Malcolm Lowry began writing this novella in 1936 but due to his turbulent lifestyle he didn't finish it until some years later. The main character, if he could be described as such, is Bill Plantagenet; a piano player who has drunk himself into a nervous breakdown. Bill admits himself voluntarily into hospital for treatment and it is here we pick up the story, told from his point of view.
From reading a little into Lowry's life it appears the story is semi-autobiographical in nature. Lowry himself was admitted into hospital for mental health treatment suffering with alcohol addiction.
Lowry does a first rate job of portraying the conditions inside a sanatorium as well as the patients delusions. He enables the reader to effortlessly get into the minds of the insane and I found myself thoroughly swept up into the world of confusion, utter delusion and insanity the inpatients suffer from.

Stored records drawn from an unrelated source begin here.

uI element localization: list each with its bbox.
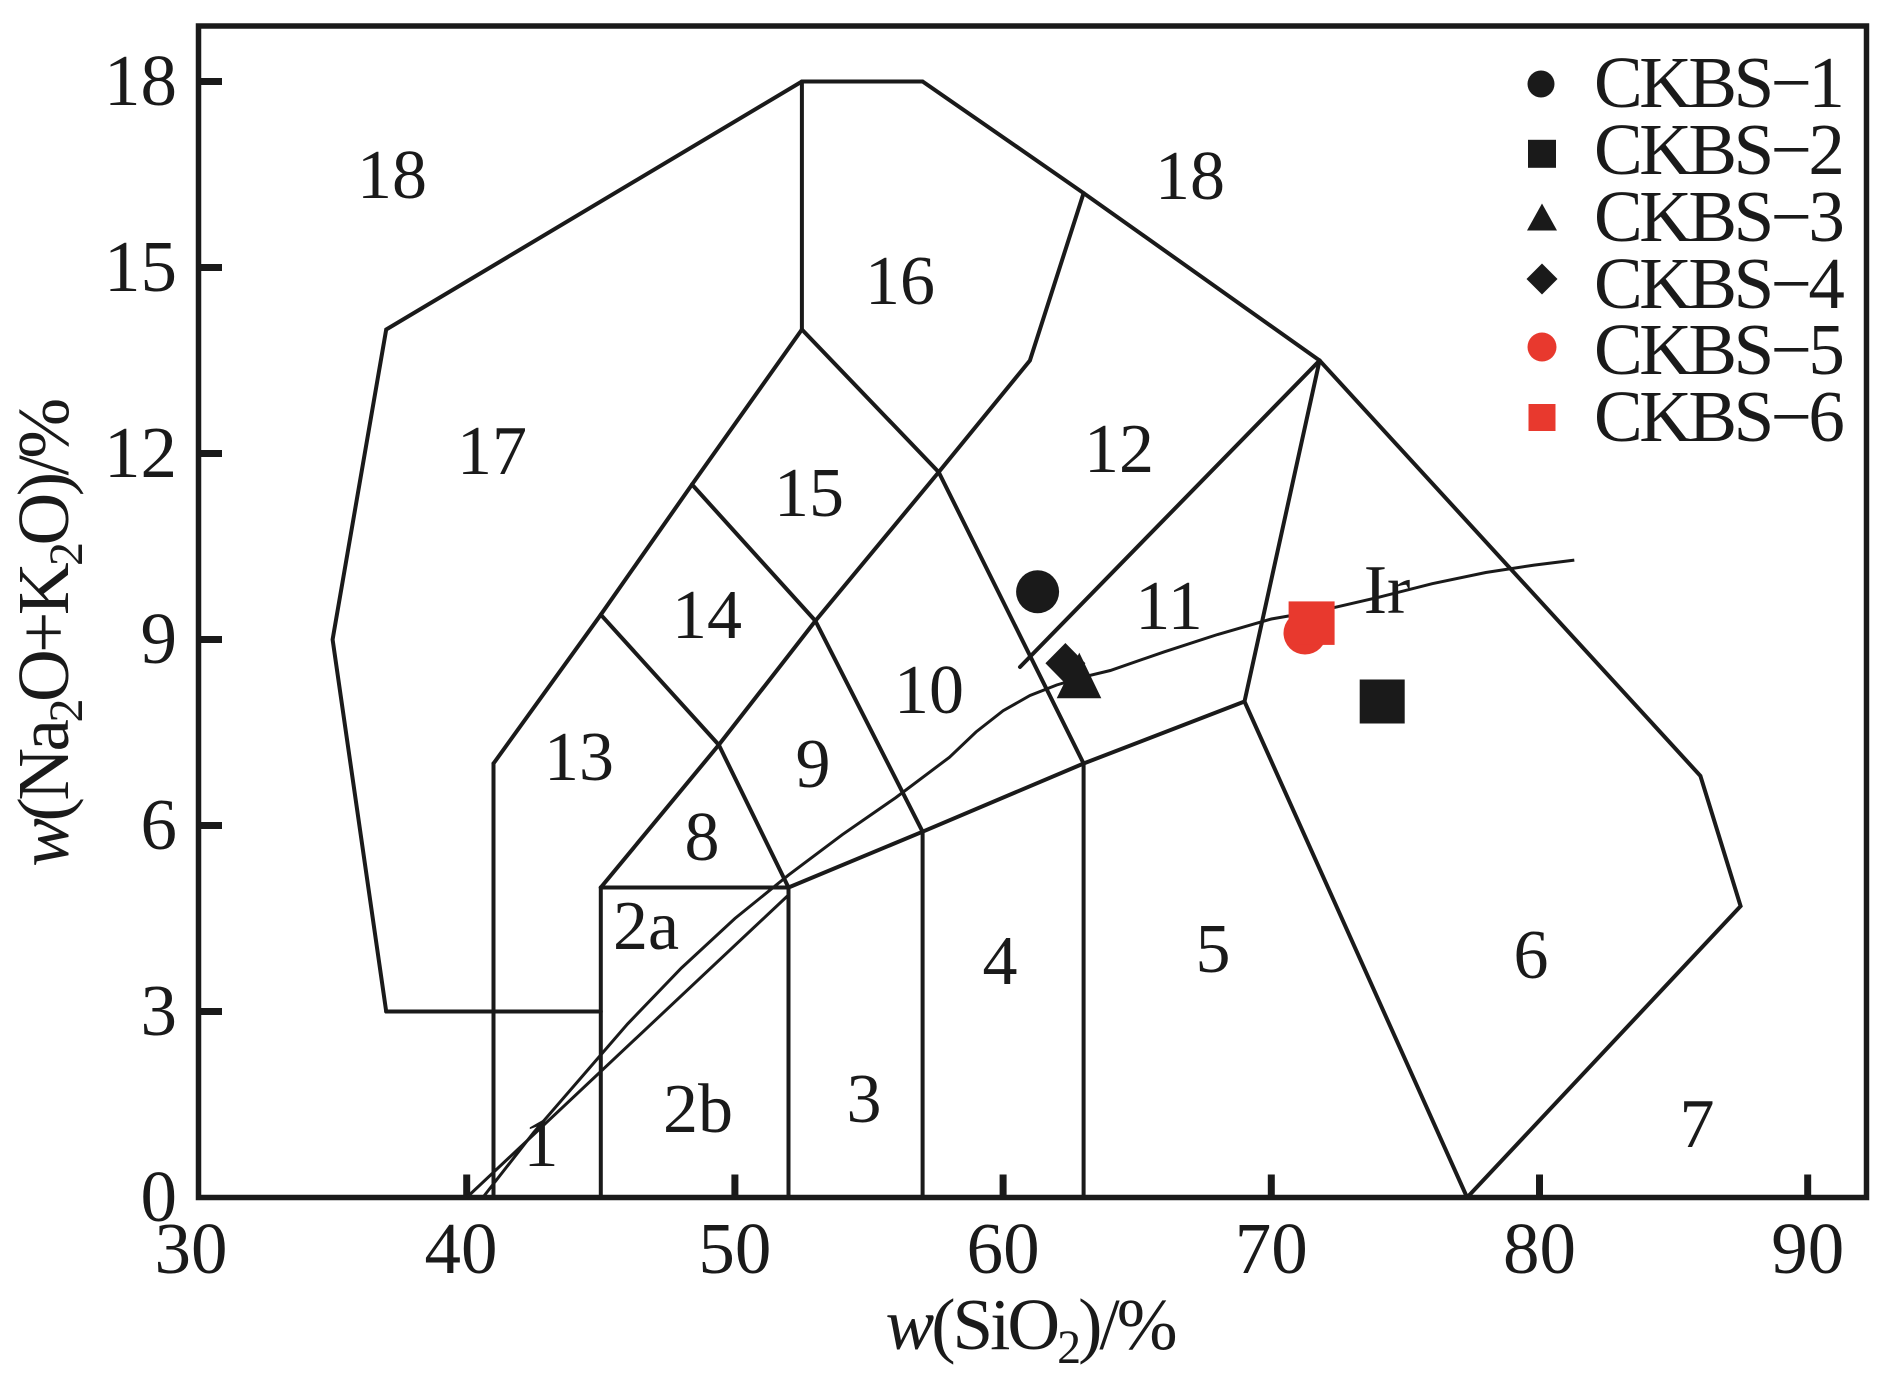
svg-text:11: 11 — [1135, 568, 1202, 645]
svg-text:6: 6 — [1514, 917, 1549, 994]
svg-text:CKBS−5: CKBS−5 — [1594, 309, 1842, 390]
svg-text:CKBS−1: CKBS−1 — [1594, 42, 1841, 123]
svg-text:40: 40 — [425, 1208, 498, 1289]
svg-text:60: 60 — [967, 1208, 1040, 1289]
svg-text:9: 9 — [141, 598, 178, 679]
svg-text:18: 18 — [104, 40, 177, 121]
svg-text:0: 0 — [141, 1156, 178, 1237]
svg-text:CKBS−4: CKBS−4 — [1594, 243, 1844, 324]
svg-text:2b: 2b — [663, 1071, 733, 1148]
svg-text:16: 16 — [865, 243, 935, 320]
svg-text:17: 17 — [457, 413, 527, 490]
svg-text:18: 18 — [1155, 138, 1225, 215]
svg-text:13: 13 — [544, 719, 614, 796]
svg-text:70: 70 — [1235, 1208, 1308, 1289]
svg-text:3: 3 — [141, 970, 178, 1051]
svg-text:5: 5 — [1196, 911, 1231, 988]
svg-text:6: 6 — [141, 784, 178, 865]
svg-text:3: 3 — [847, 1061, 882, 1138]
svg-text:10: 10 — [894, 652, 964, 729]
svg-text:w(SiO2)/%: w(SiO2)/% — [885, 1284, 1175, 1374]
svg-text:14: 14 — [672, 577, 742, 654]
svg-text:CKBS−2: CKBS−2 — [1594, 109, 1841, 190]
svg-text:Ir: Ir — [1364, 552, 1411, 629]
svg-text:8: 8 — [685, 799, 720, 876]
svg-text:30: 30 — [155, 1208, 228, 1289]
svg-text:7: 7 — [1680, 1086, 1715, 1163]
svg-text:2a: 2a — [613, 888, 679, 965]
svg-text:w(Na2O+K2O)/%: w(Na2O+K2O)/% — [3, 400, 93, 867]
svg-text:12: 12 — [1084, 411, 1154, 488]
svg-text:80: 80 — [1503, 1208, 1576, 1289]
svg-text:18: 18 — [357, 137, 427, 214]
svg-text:90: 90 — [1771, 1208, 1844, 1289]
svg-text:CKBS−3: CKBS−3 — [1594, 176, 1842, 257]
svg-text:12: 12 — [104, 412, 177, 493]
svg-text:15: 15 — [774, 455, 844, 532]
svg-text:9: 9 — [796, 726, 831, 803]
svg-text:CKBS−6: CKBS−6 — [1594, 376, 1843, 457]
svg-text:1: 1 — [524, 1105, 559, 1182]
svg-text:15: 15 — [104, 226, 177, 307]
svg-text:50: 50 — [698, 1208, 771, 1289]
svg-text:4: 4 — [983, 923, 1018, 1000]
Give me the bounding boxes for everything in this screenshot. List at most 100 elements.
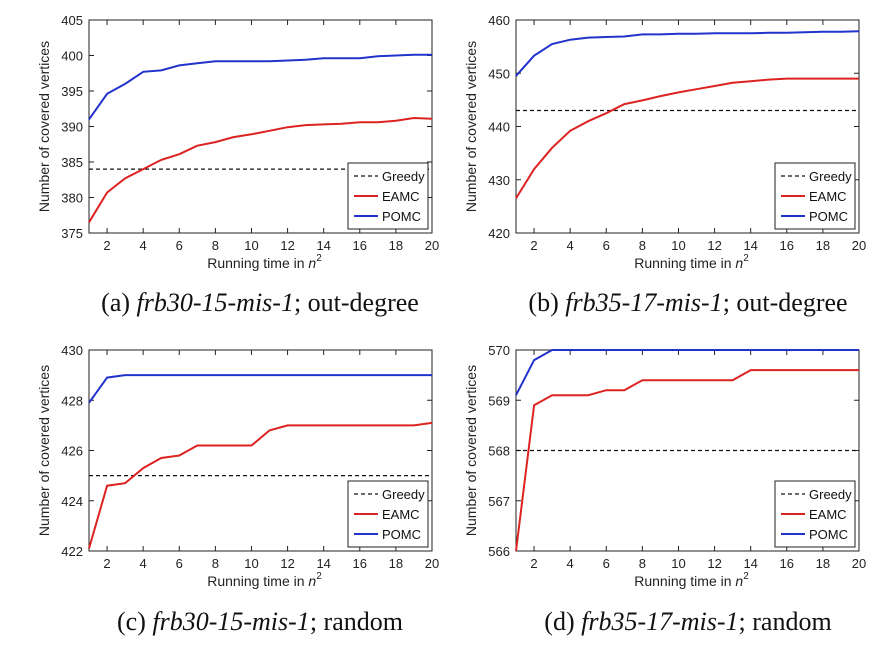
y-tick-label: 460 bbox=[488, 13, 510, 28]
x-tick-label: 16 bbox=[353, 556, 367, 571]
y-tick-label: 422 bbox=[61, 544, 83, 559]
x-axis-title-math: n bbox=[735, 573, 743, 589]
x-tick-label: 6 bbox=[176, 556, 183, 571]
series-line-pomc bbox=[515, 349, 859, 396]
legend-label-pomc: POMC bbox=[809, 527, 848, 542]
x-tick-label: 18 bbox=[389, 238, 403, 253]
y-tick-label: 390 bbox=[61, 120, 83, 135]
y-axis-title: Number of covered vertices bbox=[463, 365, 479, 536]
x-tick-label: 8 bbox=[212, 238, 219, 253]
y-tick-label: 566 bbox=[488, 544, 510, 559]
y-tick-label: 430 bbox=[61, 343, 83, 358]
x-tick-label: 14 bbox=[316, 556, 330, 571]
x-tick-label: 8 bbox=[639, 556, 646, 571]
caption-instance: frb35-17-mis-1 bbox=[581, 607, 738, 636]
x-tick-label: 12 bbox=[280, 556, 294, 571]
chart-panel-3: 2 4 6 8 10 12 14 16 18 20 422 424 426 428 430 Running t… bbox=[36, 343, 439, 636]
y-tick-label: 430 bbox=[488, 173, 510, 188]
series-line-pomc bbox=[515, 30, 860, 77]
x-tick-label: 8 bbox=[212, 556, 219, 571]
x-axis-title-text: Running time in bbox=[634, 255, 735, 271]
x-tick-label: 14 bbox=[743, 238, 757, 253]
legend: Greedy EAMC POMC bbox=[774, 480, 856, 548]
x-tick-label: 10 bbox=[671, 556, 685, 571]
x-axis-title-sup: 2 bbox=[316, 253, 322, 264]
legend: Greedy EAMC POMC bbox=[347, 162, 429, 230]
panel-caption: (a) frb30-15-mis-1; out-degree bbox=[101, 288, 419, 317]
x-tick-label: 10 bbox=[671, 238, 685, 253]
caption-rest: ; random bbox=[739, 607, 832, 636]
x-tick-label: 2 bbox=[103, 238, 110, 253]
x-axis-title-math: n bbox=[735, 255, 743, 271]
series-line-eamc bbox=[88, 421, 433, 549]
x-tick-label: 6 bbox=[176, 238, 183, 253]
x-tick-label: 20 bbox=[852, 556, 866, 571]
x-tick-label: 2 bbox=[530, 238, 537, 253]
series-line-pomc bbox=[88, 374, 432, 404]
legend-label-eamc: EAMC bbox=[382, 507, 420, 522]
x-axis-title-text: Running time in bbox=[207, 255, 308, 271]
y-tick-label: 569 bbox=[488, 393, 510, 408]
x-axis-title: Running time in n2 bbox=[207, 253, 322, 271]
chart-panel-4: 2 4 6 8 10 12 14 16 18 20 566 567 568 569 570 Running t… bbox=[463, 343, 866, 636]
x-axis-title-text: Running time in bbox=[634, 573, 735, 589]
caption-instance: frb30-15-mis-1 bbox=[137, 288, 294, 317]
caption-label: (d) bbox=[544, 607, 581, 636]
y-tick-label: 375 bbox=[61, 226, 83, 241]
x-tick-label: 20 bbox=[425, 238, 439, 253]
caption-label: (b) bbox=[528, 288, 565, 317]
y-tick-label: 428 bbox=[61, 393, 83, 408]
y-axis-title: Number of covered vertices bbox=[36, 365, 52, 536]
x-tick-label: 4 bbox=[567, 556, 574, 571]
x-axis-title: Running time in n2 bbox=[634, 253, 749, 271]
caption-rest: ; random bbox=[310, 607, 403, 636]
x-tick-label: 12 bbox=[707, 556, 721, 571]
y-tick-label: 420 bbox=[488, 226, 510, 241]
legend-label-eamc: EAMC bbox=[382, 189, 420, 204]
panel-caption: (b) frb35-17-mis-1; out-degree bbox=[528, 288, 847, 317]
x-tick-label: 6 bbox=[603, 556, 610, 571]
x-tick-label: 2 bbox=[103, 556, 110, 571]
y-tick-label: 567 bbox=[488, 494, 510, 509]
y-tick-label: 450 bbox=[488, 66, 510, 81]
legend: Greedy EAMC POMC bbox=[347, 480, 429, 548]
caption-instance: frb30-15-mis-1 bbox=[152, 607, 309, 636]
x-tick-label: 10 bbox=[244, 238, 258, 253]
y-axis-title: Number of covered vertices bbox=[36, 41, 52, 212]
legend-label-greedy: Greedy bbox=[809, 169, 852, 184]
x-tick-label: 14 bbox=[316, 238, 330, 253]
x-axis-title: Running time in n2 bbox=[207, 571, 322, 589]
x-tick-label: 12 bbox=[707, 238, 721, 253]
caption-instance: frb35-17-mis-1 bbox=[565, 288, 722, 317]
x-tick-label: 2 bbox=[530, 556, 537, 571]
x-tick-label: 20 bbox=[425, 556, 439, 571]
x-tick-label: 8 bbox=[639, 238, 646, 253]
legend-label-pomc: POMC bbox=[382, 209, 421, 224]
x-tick-label: 4 bbox=[140, 238, 147, 253]
x-axis-title-sup: 2 bbox=[316, 571, 322, 582]
legend: Greedy EAMC POMC bbox=[774, 162, 856, 230]
y-tick-label: 570 bbox=[488, 343, 510, 358]
caption-label: (c) bbox=[117, 607, 152, 636]
caption-label: (a) bbox=[101, 288, 136, 317]
y-tick-label: 424 bbox=[61, 494, 83, 509]
x-axis-title: Running time in n2 bbox=[634, 571, 749, 589]
chart-panel-1: 2 4 6 8 10 12 14 16 18 20 375 380 385 390 395 400 405 Run… bbox=[36, 13, 439, 317]
legend-label-greedy: Greedy bbox=[382, 169, 425, 184]
x-tick-label: 14 bbox=[743, 556, 757, 571]
x-tick-label: 18 bbox=[389, 556, 403, 571]
x-axis-title-sup: 2 bbox=[743, 571, 749, 582]
legend-label-eamc: EAMC bbox=[809, 189, 847, 204]
legend-label-eamc: EAMC bbox=[809, 507, 847, 522]
y-tick-label: 385 bbox=[61, 155, 83, 170]
y-tick-label: 426 bbox=[61, 444, 83, 459]
series-line-pomc bbox=[88, 53, 432, 120]
x-tick-label: 12 bbox=[280, 238, 294, 253]
y-tick-label: 568 bbox=[488, 444, 510, 459]
caption-rest: ; out-degree bbox=[294, 288, 419, 317]
legend-label-pomc: POMC bbox=[809, 209, 848, 224]
x-tick-label: 18 bbox=[816, 556, 830, 571]
caption-rest: ; out-degree bbox=[723, 288, 848, 317]
x-tick-label: 6 bbox=[603, 238, 610, 253]
x-axis-title-sup: 2 bbox=[743, 253, 749, 264]
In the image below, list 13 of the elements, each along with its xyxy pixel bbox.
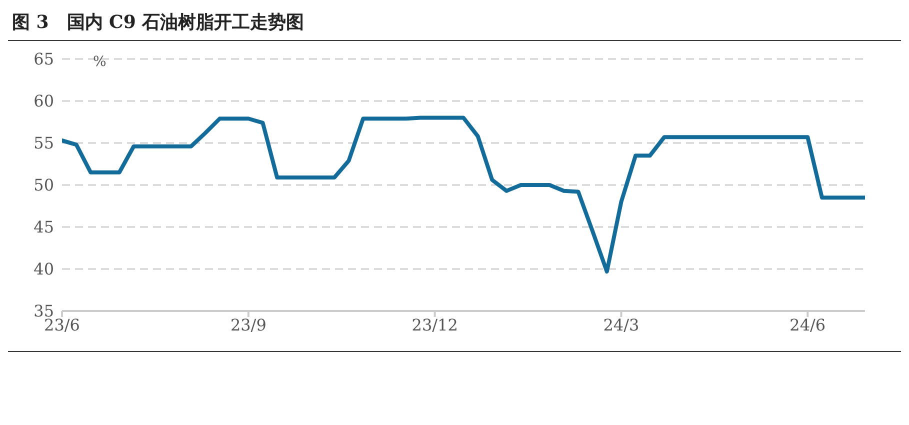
y-axis-title: % [93, 54, 106, 70]
x-tick-label: 24/6 [790, 315, 826, 334]
x-tick-label: 23/9 [230, 315, 266, 334]
y-tick-label: 50 [34, 176, 54, 195]
y-tick-label: 65 [34, 50, 54, 69]
y-tick-label: 60 [34, 92, 54, 111]
y-tick-label: 55 [34, 134, 54, 153]
x-tick-label: 23/12 [412, 315, 458, 334]
chart-title: 图 3 国内 C9 石油树脂开工走势图 [8, 8, 901, 41]
line-series [62, 116, 865, 274]
y-tick-label: 45 [34, 218, 54, 237]
y-tick-label: 40 [34, 260, 54, 279]
x-tick-label: 24/3 [603, 315, 640, 334]
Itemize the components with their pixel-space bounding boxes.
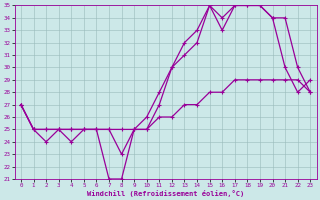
X-axis label: Windchill (Refroidissement éolien,°C): Windchill (Refroidissement éolien,°C) [87,190,244,197]
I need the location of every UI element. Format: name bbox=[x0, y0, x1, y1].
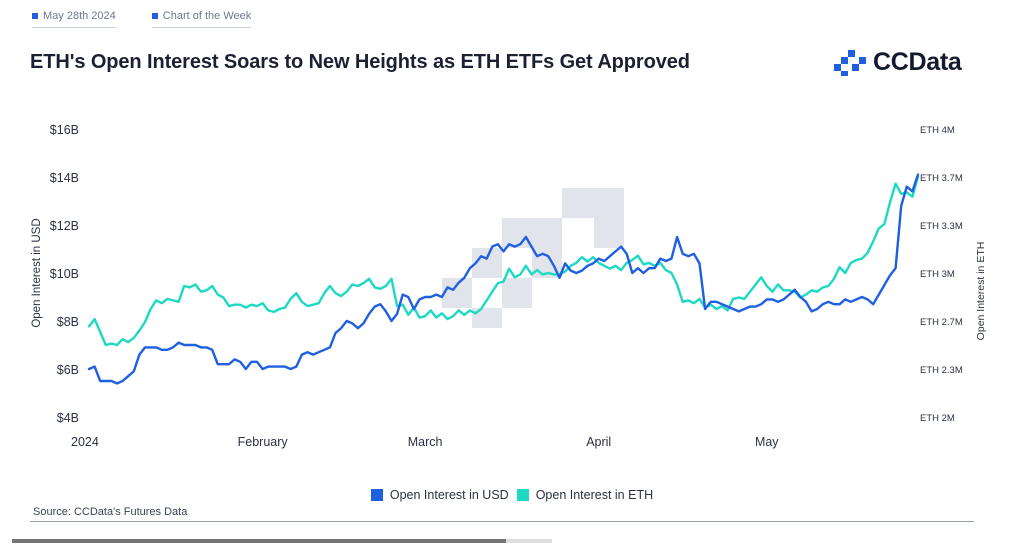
date-text: May 28th 2024 bbox=[43, 10, 116, 22]
y2-tick-label: ETH 3M bbox=[920, 269, 955, 280]
brand-logo: CCData bbox=[834, 48, 962, 77]
y-tick-label: $4B bbox=[57, 411, 79, 425]
legend-item-usd: Open Interest in USD bbox=[370, 488, 509, 502]
watermark-block bbox=[594, 218, 624, 248]
legend-swatch-usd bbox=[370, 489, 383, 501]
watermark-block bbox=[442, 278, 472, 308]
x-tick-label: 2024 bbox=[71, 435, 99, 449]
watermark-block bbox=[502, 278, 532, 308]
legend-label-usd: Open Interest in USD bbox=[389, 488, 509, 502]
y2-tick-label: ETH 2.3M bbox=[920, 365, 963, 376]
y2-tick-label: ETH 3.3M bbox=[920, 221, 963, 232]
watermark-block bbox=[562, 188, 624, 218]
category-label: Chart of the Week bbox=[151, 10, 252, 28]
y2-tick-label: ETH 2.7M bbox=[920, 317, 963, 328]
category-text: Chart of the Week bbox=[162, 10, 252, 22]
series-line-eth bbox=[87, 175, 920, 347]
chart-area: $4B $6B $8B $10B $12B $14B $16B ETH 2M ETH 2.3M E… bbox=[31, 123, 987, 449]
series-line-usd bbox=[87, 173, 920, 385]
square-icon bbox=[151, 13, 158, 19]
y2-tick-label: ETH 3.7M bbox=[920, 173, 963, 184]
legend-item-eth: Open Interest in ETH bbox=[516, 488, 654, 502]
source-note: Source: CCData's Futures Data bbox=[33, 506, 188, 518]
date-label: May 28th 2024 bbox=[32, 10, 116, 28]
legend-swatch-eth bbox=[516, 489, 529, 501]
scrollbar-thumb[interactable] bbox=[12, 539, 506, 543]
y2-tick-label: ETH 4M bbox=[920, 125, 955, 136]
y2-tick-label: ETH 2M bbox=[920, 413, 955, 424]
y2-axis-title: Open Interest in ETH bbox=[975, 242, 987, 341]
footer-divider bbox=[30, 521, 974, 522]
y-tick-label: $16B bbox=[50, 123, 79, 137]
ccdata-logo-icon bbox=[834, 49, 866, 76]
x-tick-label: May bbox=[755, 435, 779, 449]
y-tick-label: $14B bbox=[50, 171, 79, 185]
watermark-block bbox=[472, 308, 502, 328]
brand-name: CCData bbox=[873, 48, 962, 76]
y-tick-label: $6B bbox=[57, 363, 79, 377]
header-meta: May 28th 2024 Chart of the Week bbox=[32, 10, 252, 28]
legend-label-eth: Open Interest in ETH bbox=[535, 488, 654, 502]
y-tick-label: $12B bbox=[50, 219, 79, 233]
x-tick-label: March bbox=[408, 435, 443, 449]
horizontal-scrollbar[interactable] bbox=[12, 539, 552, 543]
y-axis-title: Open Interest in USD bbox=[31, 218, 43, 327]
y-tick-label: $8B bbox=[57, 315, 79, 329]
legend: Open Interest in USD Open Interest in ET… bbox=[0, 488, 1024, 502]
y-tick-label: $10B bbox=[50, 267, 79, 281]
x-tick-label: February bbox=[238, 435, 289, 449]
chart-title: ETH's Open Interest Soars to New Heights… bbox=[30, 51, 690, 73]
x-tick-label: April bbox=[586, 435, 611, 449]
square-icon bbox=[32, 13, 38, 19]
watermark-block bbox=[502, 218, 562, 248]
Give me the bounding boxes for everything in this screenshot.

Unfortunately the strong point of the book is also it's downfall.
Because the narrator and the majority of the other characters are completely insane it is very difficult to know what Is actually going on. Although we see through the eyes of a madman it is for this very reason that the story is not at all coherent and rarely makes any sense, it is impossible to see what is really going on. I've often heard stories described as a 'journey' if this is the case then this book felt like white water rafting without a paddle. I was just swept along at breakneck speed rather than feeling like I was walking alongside the characters.
The book is interesting but at the same time frustrating.